In a way the trade has been forced to reduce its net short, because speculators sold 13.49 million bales since the beginning of June. Since the futures market is a ‘zero sum’ game, the trade had no other choice but to assume the role of scale-down buyer.
However, this raises concerns that the trade may have overplayed its hand? A trade net short of 5.85 million bales didn’t even hedge the net on-call position of 6.18 million bales at the time (10.69 million in unfixed on-call sales vs 4.51 million in unfixed on-call purchases), let alone all the unsold inventory. It certainly looks like the trade has been under-hedged recently.
This raises important questions as we head into the planting season. From a risk-management point of view the trade will almost certainly have to increase its current net short in order to cover unsold inventory, new crop plantings and on-call positions. If that were the case, then speculators would have to turn into net buyers to facilitate trade selling, but with the chart still in a bearish trend channel, what will change speculators’ minds?

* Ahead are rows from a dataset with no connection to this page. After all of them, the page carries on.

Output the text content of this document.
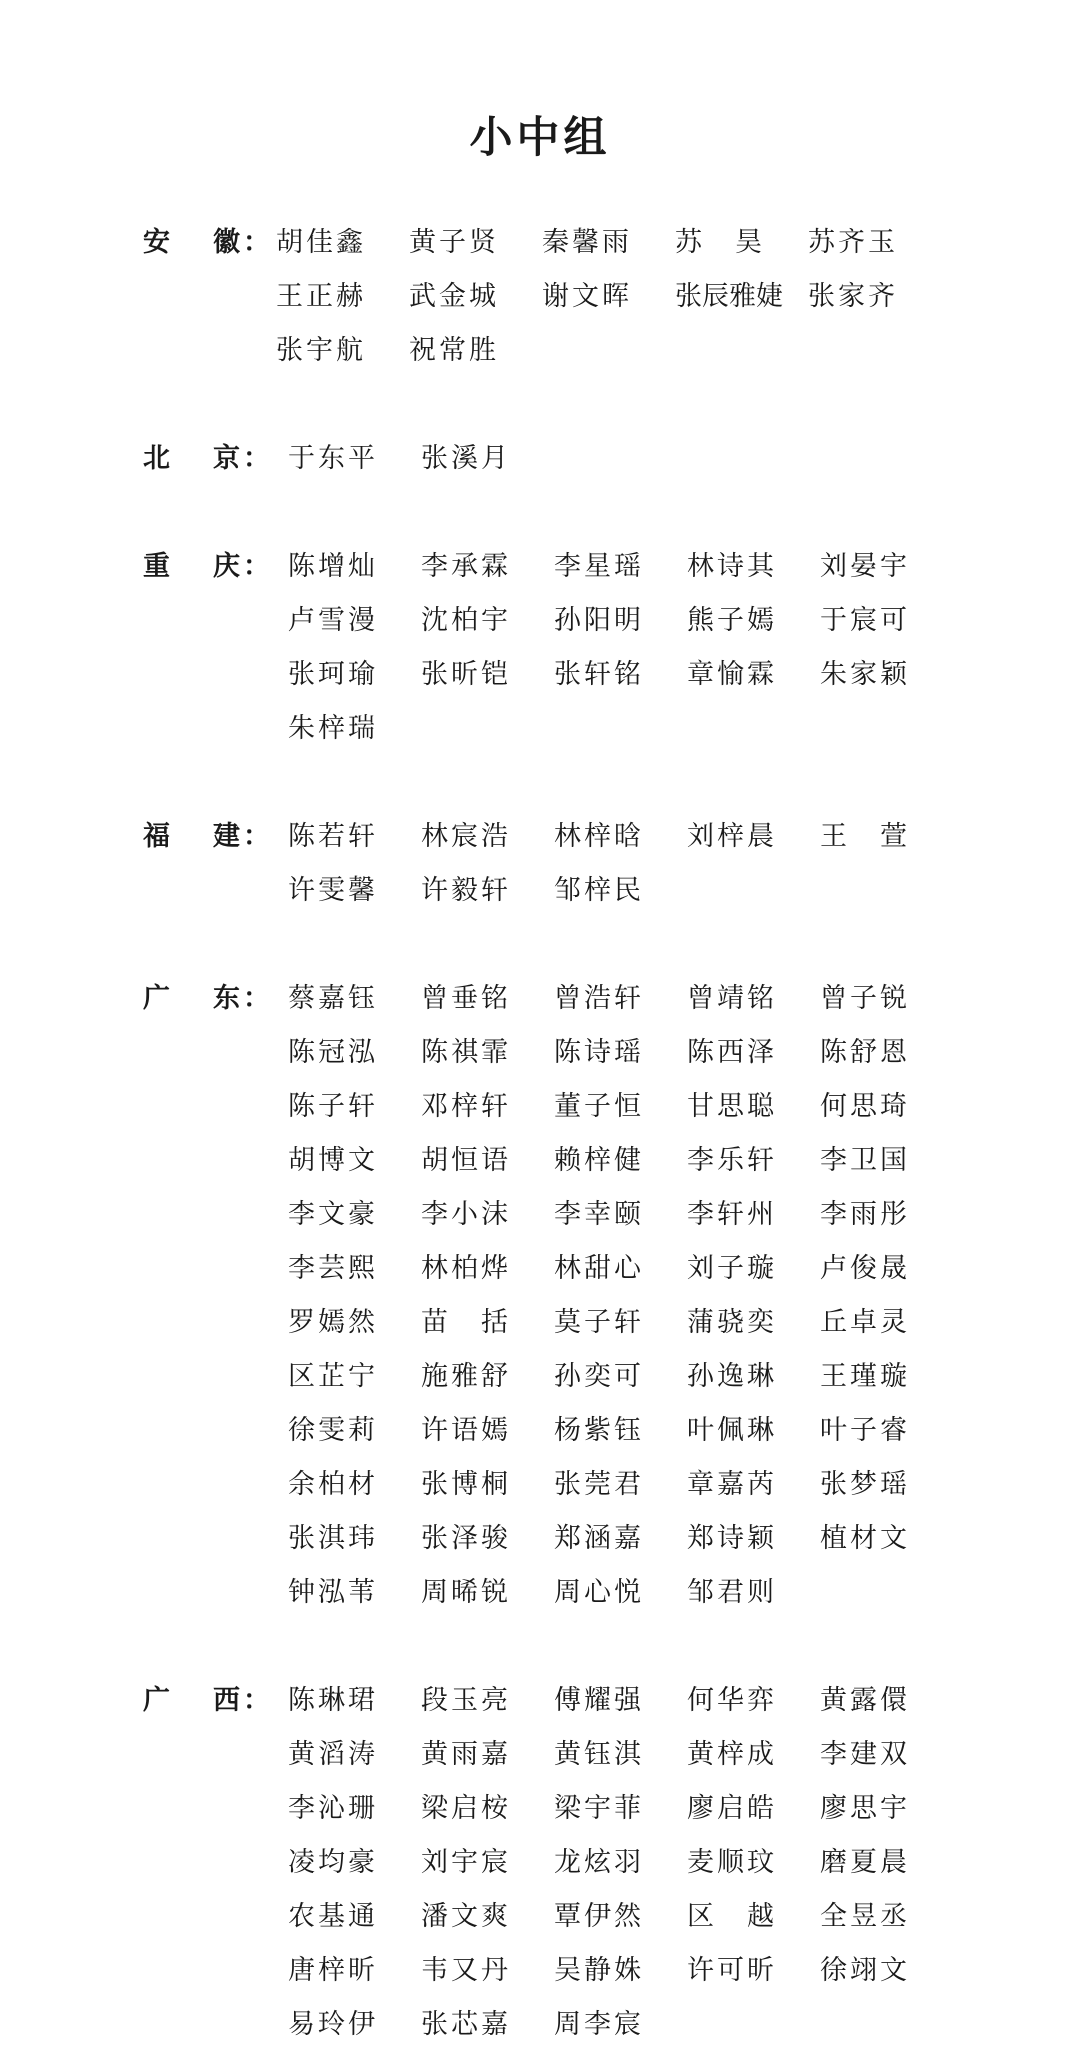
小中组
安 徽 ： 胡佳鑫	黄子贤	秦馨雨	苏　昊	苏齐玉
王正赫	武金城	谢文晖	张辰雅婕 张家齐
张宇航	祝常胜
北 京 ： 于东平	张溪月
重 庆 ： 陈增灿	李承霖	李星瑶	林诗其	刘晏宇
卢雪漫	沈柏宇	孙阳明	熊子嫣	于宸可
张珂瑜	张昕铠	张轩铭	章愉霖	朱家颖
朱梓瑞
福 建 ： 陈若轩	林宸浩	林梓晗	刘梓晨	王　萱
许雯馨	许毅轩	邹梓民
广 东 ： 蔡嘉钰	曾垂铭	曾浩轩	曾靖铭	曾子锐
陈冠泓	陈祺霏	陈诗瑶	陈西泽	陈舒恩
陈子轩	邓梓轩	董子恒	甘思聪	何思琦
胡博文	胡恒语	赖梓健	李乐轩	李卫国
李文豪	李小沫	李幸颐	李轩州	李雨彤
李芸熙	林柏烨	林甜心	刘子璇	卢俊晟
罗嫣然	苗　括	莫子轩	蒲骁奕	丘卓灵
区芷宁	施雅舒	孙奕可	孙逸琳	王瑾璇
徐雯莉	许语嫣	杨紫钰	叶佩琳	叶子睿
余柏材	张博桐	张莞君	章嘉芮	张梦瑶
张淇玮	张泽骏	郑涵嘉	郑诗颖	植材文
钟泓苇	周晞锐	周心悦	邹君则
广 西 ： 陈琳珺	段玉亮	傅耀强	何华弈	黄露儇
黄滔涛	黄雨嘉	黄钰淇	黄梓成	李建双
李沁珊	梁启桉	梁宇菲	廖启皓	廖思宇
凌均豪	刘宇宸	龙炫羽	麦顺玟	磨夏晨
农基通	潘文爽	覃伊然	区　越	全昱丞
唐梓昕	韦又丹	吴静姝	许可昕	徐翊文
易玲伊	张芯嘉	周李宸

So where do we go from here? Recent reports seemed to tell the market “don’t worry, the pipeline is flush with cotton throughout the season and there is a lot more on the way next season”. This has increased outright pressure and also forced more carry into the market.
Since we believe that the trade is currently under-hedged and therefore needs to increase its net short position over the coming months, the question is what will it take to turn specs into net buyers. Maybe a US/China trade agreement would do the trick or a batch of strong export reports on February 22nd might help, but unless some bullish catalyst is found, the market will likely continue to drift lower and spreads will continue to widen.
Therefore, while some bullish spikes can’t be ruled out, we feel that the market will remain on the defensive as we head into the planting season.